Desde mi pupitre
Ángel J. Sáez
Zelensky, dictador
Si hay algún parámetro estadístico en el que los españoles destaquemos de manera notoria sobre los países de nuestro entorno este es, sin duda, el del número de funcionarios. A pesar de la crisis financiera y de la fuerte recesión económica que asoló España, su cifra no ha parado de crecer desde los 700.000 que existían en 1975 (a la muerte de Franco) hasta los más de 3.500.000 empleados públicos que ahora tenemos entre funcionarios, interinos, contratados temporales, indefinidos… pero no fijos, eventuales, personal de confianza otros “colocados” de diverso pelaje y variopinta denominación. Gran parte de esta suerte de “inflación cósmica” de funcionarios se debe al hecho de que a las tres administraciones del Estado, con competencias bien delimitadas -local, provincial y central- se les añadieron dos más, con competencias notablemente ambiguas, comarcal y autonómica. Es precisamente en las comunidades autónomas (el sistema de ordenación del territorio en que dividió el país nuestra Constitución) donde se concentra la mayor parte del desmesurado crecimiento de empleados públicos.
Con la milonga de acercar la administración al ciudadano, desde el primer momento (todos) los partidos políticos emplearon las supuestas necesidades burocráticas de la nueva administración como arma para crear un tejido clientelar que les asegurase la permanencia en el poder. Ayuntamientos, mancomunidades, diputaciones, autonomías y en general todas las escalas de la burocracia suelen estar ocupadas mayoritariamente por personas de nula capacitación laboral, cuyo único mérito es hallarse vinculadas de algún modo al partido gobernante. De estas gentes dependen familiares que, cómo no, se sienten solidarios con el funcionario de turno que les mantiene. Este clientelismo es la manera de tener asegurados cientos de miles de votos.

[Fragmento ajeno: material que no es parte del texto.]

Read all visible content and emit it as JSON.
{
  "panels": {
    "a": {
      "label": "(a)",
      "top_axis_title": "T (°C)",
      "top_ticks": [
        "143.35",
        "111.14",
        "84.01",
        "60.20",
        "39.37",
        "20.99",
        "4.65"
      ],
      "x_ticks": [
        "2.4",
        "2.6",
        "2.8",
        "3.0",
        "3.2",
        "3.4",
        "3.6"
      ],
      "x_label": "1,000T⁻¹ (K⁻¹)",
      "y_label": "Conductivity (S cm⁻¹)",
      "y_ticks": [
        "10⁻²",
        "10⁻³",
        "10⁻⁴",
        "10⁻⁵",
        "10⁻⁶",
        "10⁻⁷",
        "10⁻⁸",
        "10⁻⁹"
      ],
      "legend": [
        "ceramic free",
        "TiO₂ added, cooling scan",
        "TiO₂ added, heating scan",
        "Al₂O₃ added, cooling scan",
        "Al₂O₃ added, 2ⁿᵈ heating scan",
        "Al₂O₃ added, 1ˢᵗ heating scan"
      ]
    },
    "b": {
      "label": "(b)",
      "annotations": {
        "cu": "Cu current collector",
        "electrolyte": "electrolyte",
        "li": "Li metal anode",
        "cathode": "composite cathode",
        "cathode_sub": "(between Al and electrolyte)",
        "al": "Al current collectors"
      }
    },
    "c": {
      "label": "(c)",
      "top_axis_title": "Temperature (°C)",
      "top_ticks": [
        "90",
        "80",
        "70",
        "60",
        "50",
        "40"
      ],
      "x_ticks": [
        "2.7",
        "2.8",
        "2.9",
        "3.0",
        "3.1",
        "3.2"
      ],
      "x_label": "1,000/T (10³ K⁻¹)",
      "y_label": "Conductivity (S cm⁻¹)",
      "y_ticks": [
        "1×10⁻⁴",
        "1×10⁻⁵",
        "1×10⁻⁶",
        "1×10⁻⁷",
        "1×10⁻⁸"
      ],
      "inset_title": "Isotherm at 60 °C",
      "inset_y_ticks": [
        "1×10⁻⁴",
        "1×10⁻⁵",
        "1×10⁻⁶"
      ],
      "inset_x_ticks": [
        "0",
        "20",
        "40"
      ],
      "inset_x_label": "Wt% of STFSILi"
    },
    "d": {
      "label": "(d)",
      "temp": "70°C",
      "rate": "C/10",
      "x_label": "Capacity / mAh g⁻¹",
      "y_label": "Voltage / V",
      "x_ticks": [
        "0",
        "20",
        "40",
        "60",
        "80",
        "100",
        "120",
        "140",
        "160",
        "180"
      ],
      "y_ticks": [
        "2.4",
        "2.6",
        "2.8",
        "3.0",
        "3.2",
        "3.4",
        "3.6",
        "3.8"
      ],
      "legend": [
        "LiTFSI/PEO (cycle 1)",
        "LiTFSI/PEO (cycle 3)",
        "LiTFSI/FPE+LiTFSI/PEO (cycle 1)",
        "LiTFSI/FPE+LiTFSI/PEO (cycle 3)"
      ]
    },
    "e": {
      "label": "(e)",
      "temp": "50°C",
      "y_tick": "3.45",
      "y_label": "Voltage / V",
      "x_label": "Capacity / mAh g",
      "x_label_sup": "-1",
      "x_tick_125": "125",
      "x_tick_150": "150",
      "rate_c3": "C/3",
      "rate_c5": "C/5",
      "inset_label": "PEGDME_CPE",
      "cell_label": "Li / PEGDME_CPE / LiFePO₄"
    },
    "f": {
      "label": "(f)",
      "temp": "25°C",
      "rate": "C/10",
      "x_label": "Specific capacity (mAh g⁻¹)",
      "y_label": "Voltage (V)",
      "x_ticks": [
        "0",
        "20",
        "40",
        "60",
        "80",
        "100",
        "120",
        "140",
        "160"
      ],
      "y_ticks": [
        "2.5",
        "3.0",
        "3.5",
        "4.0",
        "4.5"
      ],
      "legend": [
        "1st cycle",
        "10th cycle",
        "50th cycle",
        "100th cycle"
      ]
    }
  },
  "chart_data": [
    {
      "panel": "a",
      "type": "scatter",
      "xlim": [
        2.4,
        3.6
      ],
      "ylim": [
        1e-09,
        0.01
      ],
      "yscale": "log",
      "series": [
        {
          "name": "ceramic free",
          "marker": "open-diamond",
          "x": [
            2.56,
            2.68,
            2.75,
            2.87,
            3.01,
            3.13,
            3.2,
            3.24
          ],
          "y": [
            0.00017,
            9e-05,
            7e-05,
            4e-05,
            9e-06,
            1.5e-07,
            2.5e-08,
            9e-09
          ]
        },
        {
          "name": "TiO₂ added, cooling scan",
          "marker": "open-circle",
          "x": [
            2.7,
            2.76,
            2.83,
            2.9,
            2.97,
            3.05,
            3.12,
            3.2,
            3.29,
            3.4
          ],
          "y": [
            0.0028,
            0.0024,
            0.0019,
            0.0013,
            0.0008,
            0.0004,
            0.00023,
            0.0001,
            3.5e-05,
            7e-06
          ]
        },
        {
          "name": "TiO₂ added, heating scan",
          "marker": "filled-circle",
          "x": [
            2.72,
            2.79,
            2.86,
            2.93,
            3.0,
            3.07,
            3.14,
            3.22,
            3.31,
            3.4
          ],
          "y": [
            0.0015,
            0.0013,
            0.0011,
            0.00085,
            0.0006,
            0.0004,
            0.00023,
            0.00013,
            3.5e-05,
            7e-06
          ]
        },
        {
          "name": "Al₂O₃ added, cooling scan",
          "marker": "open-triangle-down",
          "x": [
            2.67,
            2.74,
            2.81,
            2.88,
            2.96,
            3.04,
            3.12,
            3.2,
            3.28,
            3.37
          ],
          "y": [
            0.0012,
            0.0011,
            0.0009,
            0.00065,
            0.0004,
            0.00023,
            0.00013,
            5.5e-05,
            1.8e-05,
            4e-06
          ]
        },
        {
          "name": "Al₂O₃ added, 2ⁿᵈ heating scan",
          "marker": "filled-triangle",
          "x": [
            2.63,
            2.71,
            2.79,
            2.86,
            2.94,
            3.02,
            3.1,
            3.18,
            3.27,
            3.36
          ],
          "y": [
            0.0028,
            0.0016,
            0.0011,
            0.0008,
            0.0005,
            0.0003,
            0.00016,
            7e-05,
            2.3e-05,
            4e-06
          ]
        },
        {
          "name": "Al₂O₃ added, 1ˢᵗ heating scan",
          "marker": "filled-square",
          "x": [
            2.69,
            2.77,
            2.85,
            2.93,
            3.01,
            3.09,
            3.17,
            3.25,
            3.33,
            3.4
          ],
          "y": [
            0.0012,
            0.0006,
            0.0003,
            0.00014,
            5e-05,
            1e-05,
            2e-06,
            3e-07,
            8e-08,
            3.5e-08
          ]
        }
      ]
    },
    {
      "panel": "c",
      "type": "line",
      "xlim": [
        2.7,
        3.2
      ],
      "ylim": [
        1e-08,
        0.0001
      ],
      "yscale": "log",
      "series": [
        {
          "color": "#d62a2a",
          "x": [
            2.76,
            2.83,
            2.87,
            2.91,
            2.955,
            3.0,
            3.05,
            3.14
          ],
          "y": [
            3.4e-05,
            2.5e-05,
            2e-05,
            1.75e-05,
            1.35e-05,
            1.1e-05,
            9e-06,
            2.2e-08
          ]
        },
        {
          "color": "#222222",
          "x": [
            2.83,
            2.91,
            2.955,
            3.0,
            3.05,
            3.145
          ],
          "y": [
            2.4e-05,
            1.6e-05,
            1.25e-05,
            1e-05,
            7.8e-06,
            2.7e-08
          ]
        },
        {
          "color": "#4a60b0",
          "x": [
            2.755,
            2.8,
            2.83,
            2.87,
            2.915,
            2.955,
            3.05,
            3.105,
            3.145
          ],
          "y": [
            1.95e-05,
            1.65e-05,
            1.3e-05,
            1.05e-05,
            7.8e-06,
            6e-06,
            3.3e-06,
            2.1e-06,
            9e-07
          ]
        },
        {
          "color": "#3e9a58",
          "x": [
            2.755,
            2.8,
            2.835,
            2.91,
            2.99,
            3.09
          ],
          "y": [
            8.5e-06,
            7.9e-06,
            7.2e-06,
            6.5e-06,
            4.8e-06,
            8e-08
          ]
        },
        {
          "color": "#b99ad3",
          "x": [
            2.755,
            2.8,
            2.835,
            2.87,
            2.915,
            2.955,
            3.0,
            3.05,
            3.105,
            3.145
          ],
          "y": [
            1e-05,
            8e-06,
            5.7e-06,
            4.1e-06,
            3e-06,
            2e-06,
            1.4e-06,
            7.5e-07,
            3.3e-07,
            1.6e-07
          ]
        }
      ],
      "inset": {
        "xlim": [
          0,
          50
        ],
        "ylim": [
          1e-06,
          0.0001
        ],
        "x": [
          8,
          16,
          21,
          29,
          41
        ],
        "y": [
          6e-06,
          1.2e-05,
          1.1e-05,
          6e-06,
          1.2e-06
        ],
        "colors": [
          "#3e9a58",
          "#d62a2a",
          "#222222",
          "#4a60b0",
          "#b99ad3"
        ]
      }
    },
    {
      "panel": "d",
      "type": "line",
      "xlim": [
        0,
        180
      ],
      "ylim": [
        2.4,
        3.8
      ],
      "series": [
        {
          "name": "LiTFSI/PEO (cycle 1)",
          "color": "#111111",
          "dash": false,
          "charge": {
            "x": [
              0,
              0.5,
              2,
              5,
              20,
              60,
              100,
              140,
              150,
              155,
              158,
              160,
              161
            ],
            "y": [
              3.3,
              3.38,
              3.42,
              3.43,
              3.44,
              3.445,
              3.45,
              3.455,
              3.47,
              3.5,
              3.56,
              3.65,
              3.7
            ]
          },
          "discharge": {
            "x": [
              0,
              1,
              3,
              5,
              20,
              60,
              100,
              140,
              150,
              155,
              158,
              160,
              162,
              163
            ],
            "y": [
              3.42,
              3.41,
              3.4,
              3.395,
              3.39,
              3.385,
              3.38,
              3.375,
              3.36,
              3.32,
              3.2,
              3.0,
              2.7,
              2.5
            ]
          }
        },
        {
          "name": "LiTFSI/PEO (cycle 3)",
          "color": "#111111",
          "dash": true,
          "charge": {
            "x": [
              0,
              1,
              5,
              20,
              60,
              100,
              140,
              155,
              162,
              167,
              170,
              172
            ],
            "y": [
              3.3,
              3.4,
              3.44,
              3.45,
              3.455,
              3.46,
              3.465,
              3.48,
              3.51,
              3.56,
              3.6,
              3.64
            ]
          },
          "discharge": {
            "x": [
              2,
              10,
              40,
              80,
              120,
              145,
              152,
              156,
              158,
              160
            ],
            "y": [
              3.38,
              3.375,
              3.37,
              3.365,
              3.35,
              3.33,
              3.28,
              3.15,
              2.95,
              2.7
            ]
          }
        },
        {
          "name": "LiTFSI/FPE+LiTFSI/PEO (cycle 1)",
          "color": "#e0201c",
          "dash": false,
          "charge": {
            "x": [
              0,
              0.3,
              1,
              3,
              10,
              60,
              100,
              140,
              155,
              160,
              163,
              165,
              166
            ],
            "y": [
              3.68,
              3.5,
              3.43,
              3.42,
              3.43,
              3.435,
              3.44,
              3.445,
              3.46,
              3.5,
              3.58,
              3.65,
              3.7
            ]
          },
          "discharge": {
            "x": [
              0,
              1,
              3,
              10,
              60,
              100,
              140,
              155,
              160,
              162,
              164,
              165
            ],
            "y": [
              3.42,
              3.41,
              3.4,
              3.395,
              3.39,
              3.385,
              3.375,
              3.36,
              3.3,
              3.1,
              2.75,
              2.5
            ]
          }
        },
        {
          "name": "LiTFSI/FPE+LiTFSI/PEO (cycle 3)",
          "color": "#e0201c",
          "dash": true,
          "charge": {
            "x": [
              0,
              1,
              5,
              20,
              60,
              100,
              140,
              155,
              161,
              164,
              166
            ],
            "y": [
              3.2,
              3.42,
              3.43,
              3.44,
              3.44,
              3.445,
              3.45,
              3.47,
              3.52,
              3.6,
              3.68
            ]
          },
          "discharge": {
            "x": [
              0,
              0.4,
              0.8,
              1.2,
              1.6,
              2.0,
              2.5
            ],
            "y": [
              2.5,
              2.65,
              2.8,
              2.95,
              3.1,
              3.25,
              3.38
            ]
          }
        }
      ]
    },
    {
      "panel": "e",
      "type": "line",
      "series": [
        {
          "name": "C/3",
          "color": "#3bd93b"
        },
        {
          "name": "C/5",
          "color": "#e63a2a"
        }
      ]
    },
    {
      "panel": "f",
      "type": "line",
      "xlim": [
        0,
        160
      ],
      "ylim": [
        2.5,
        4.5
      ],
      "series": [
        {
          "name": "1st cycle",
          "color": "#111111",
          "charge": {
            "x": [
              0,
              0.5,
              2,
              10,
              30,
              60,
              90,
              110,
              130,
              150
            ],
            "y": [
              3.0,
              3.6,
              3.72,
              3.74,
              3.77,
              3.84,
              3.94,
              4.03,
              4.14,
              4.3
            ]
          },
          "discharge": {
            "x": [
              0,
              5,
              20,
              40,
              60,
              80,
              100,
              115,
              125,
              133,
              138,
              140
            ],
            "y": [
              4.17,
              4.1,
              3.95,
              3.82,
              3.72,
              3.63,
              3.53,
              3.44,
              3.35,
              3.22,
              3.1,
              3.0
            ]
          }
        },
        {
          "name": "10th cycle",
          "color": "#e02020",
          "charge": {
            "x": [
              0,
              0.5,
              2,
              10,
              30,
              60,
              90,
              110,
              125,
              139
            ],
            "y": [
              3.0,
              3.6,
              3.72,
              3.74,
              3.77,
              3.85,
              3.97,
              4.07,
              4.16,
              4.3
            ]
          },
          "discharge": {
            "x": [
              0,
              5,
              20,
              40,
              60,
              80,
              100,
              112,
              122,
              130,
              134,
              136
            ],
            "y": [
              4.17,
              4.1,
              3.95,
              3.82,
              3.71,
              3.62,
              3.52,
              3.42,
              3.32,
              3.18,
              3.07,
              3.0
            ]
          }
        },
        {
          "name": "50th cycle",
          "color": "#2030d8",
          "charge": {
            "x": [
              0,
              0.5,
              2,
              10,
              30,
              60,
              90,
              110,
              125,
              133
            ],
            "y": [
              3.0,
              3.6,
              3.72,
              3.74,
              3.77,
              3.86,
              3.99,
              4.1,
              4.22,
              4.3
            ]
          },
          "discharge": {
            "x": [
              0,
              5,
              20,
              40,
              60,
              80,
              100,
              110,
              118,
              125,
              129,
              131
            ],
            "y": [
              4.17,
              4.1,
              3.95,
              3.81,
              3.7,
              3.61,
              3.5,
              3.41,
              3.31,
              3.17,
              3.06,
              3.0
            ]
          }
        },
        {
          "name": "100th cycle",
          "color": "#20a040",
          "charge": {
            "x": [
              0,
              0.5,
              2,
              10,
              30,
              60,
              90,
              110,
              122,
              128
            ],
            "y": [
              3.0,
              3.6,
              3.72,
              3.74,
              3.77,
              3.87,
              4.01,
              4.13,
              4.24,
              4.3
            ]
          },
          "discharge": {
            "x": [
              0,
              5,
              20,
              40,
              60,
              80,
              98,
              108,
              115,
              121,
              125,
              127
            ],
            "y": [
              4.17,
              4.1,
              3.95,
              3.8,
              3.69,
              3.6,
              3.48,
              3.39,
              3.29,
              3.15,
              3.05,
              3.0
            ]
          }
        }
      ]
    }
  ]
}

En las sociedades donde se valora la meritocracia, el enchufismo o nepotismo son considerados como formas de corrupció. Y aunque no es un fenómeno exclusivo de nuestro país ni de nuestro tiempo, recuérdese, por ejemplo, a Napoleón Bonaparte que nombró a sus cinco hermanos reyes de las regiones por él conquistadas: José de España, Luis de Holanda, Jerónimo de Westfalia, Carolina de Nápoles y Elisa de La Toscana; o la indecente técnica de las autoridades eclesiásticas: los papas criaban a sus hijos naturales como “sobrinos” para poder constituir “dinastías papales” y así un “sobrino” de Calixto III llegó a ser Alejandro VI que, a su vez, promovió para el cargo al hermano de su amante con el nombre de Pablo III. Somos el país donde de manera sistemática el mérito es sustituido por las prebendas y sinecuras. La prueba del fracaso de esta práctica es la absoluta vigencia del aserto de Larra sobre la relación entre ciudadano y administración: “Vuelva usted mañana”.